293 cells were transfected with CFP alone and the time course of CFP-fluorescence was recorded with intermediate repetitive YFP-excitation either for live cells in medium or for fixed cells after mounting in Fisher Scientific Ultramount (Ultramount) or Dako Fluorescence Mounting Fluid (Dako) using a conventional epifluorescence microscope (as described in Fig. 2). A computer-controlled Ludl filter wheel was applied to switch from the continuous YFP-excitation briefly to CFP-excitation for capturing a CFP-signal (camera: PhotometricsCoolsnap; exposure time: 50 msec). Data points are mean of n = 3; error bars represent SEM.

Figure 8. Increase of CFP- or Cerulean fluorescence by YFP-excitation in different fluids (without repetitive CFP-excitation).

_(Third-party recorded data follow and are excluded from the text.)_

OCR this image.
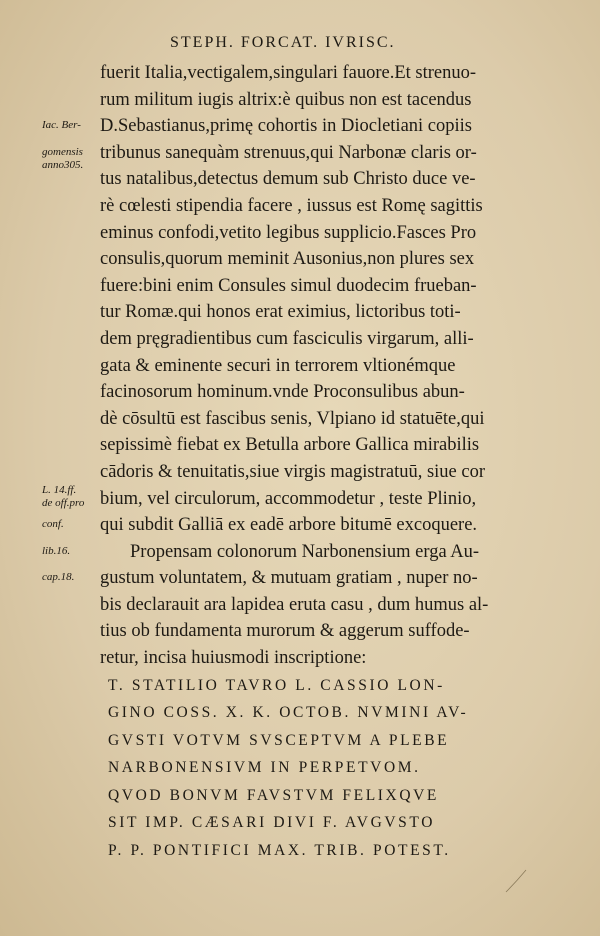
STEPH. FORCAT. IVRISC.
fuerit Italia,vectigalem,singulari fauore.Et strenuo-
rum militum iugis altrix:è quibus non est tacendus
D.Sebastianus,primę cohortis in Diocletiani copiis
tribunus sanequàm strenuus,qui Narbonæ claris or-
tus natalibus,detectus demum sub Christo duce ve-
rè cœlesti stipendia facere , iussus est Romę sagittis
eminus confodi,vetito legibus supplicio.Fasces Pro
consulis,quorum meminit Ausonius,non plures sex
fuere:bini enim Consules simul duodecim frueban-
tur Romæ.qui honos erat eximius, lictoribus toti-
dem pręgradientibus cum fasciculis virgarum, alli-
gata & eminente securi in terrorem vltionémque
facinosorum hominum.vnde Proconsulibus abun-
dè cōsultū est fascibus senis, Vlpiano id statuēte,qui
sepissimè fiebat ex Betulla arbore Gallica mirabilis
cādoris & tenuitatis,siue virgis magistratuū, siue cor
bium, vel circulorum, accommodetur , teste Plinio,
qui subdit Galliā ex eadē arbore bitumē excoquere.
Propensam colonorum Narbonensium erga Au-
gustum voluntatem, & mutuam gratiam , nuper no-
bis declarauit ara lapidea eruta casu , dum humus al-
tius ob fundamenta murorum & aggerum suffode-
retur, incisa huiusmodi inscriptione:
T. STATILIO TAVRO L. CASSIO LON-
GINO COSS. X. K. OCTOB. NVMINI AV-
GVSTI VOTVM SVSCEPTVM A PLEBE
NARBONENSIVM IN PERPETVOM.
QVOD BONVM FAVSTVM FELIXQVE
SIT IMP. CÆSARI DIVI F. AVGVSTO
P. P. PONTIFICI MAX. TRIB. POTEST.
Iac. Ber-
gomensis
anno305.
L. 14.ff.
de off.pro
conf.
lib.16.
cap.18.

A) 293 cells expressing CFP alone were quickly imaged for CFP-fluorescence on a Zeiss Axiovert 135 microscope equipped with Ludl-filter wheels controlled by Metamorph 7.5-software, followed by an immediate switch to the YFP-excitation wavelength (500 nm) for 60 sec (50% power of a 100W mercury lamp) and the acquisition of a second CFP-image using the same image acquisition parameters. CFP-fluorescence is expressed as percentage of the initial fluorescence (before YFP-Ex.) and shown after YFP-excitation for live cells, fixed cells mounted in Ultramount or fixed cells mounted in Dako Fluorescence Mounting Fluid. B) 293 cells expressing either CFP, Cerulean or TFP alone were imaged quickly for cyan fluorescence as in A) followed by a fast switch to the YFP excitation wavelength for 5 sec (at 50% power of a 100W mercury lamp) and the acquisition of a second cyan fluorescence image. Data is shown as in A) for live cells or fixed cells mounted in PBS/glycerol (PBS/glyc.), Dako or Ultramount fluorescent mounting fluid as indicated. Error bars represent SEM; n = 7.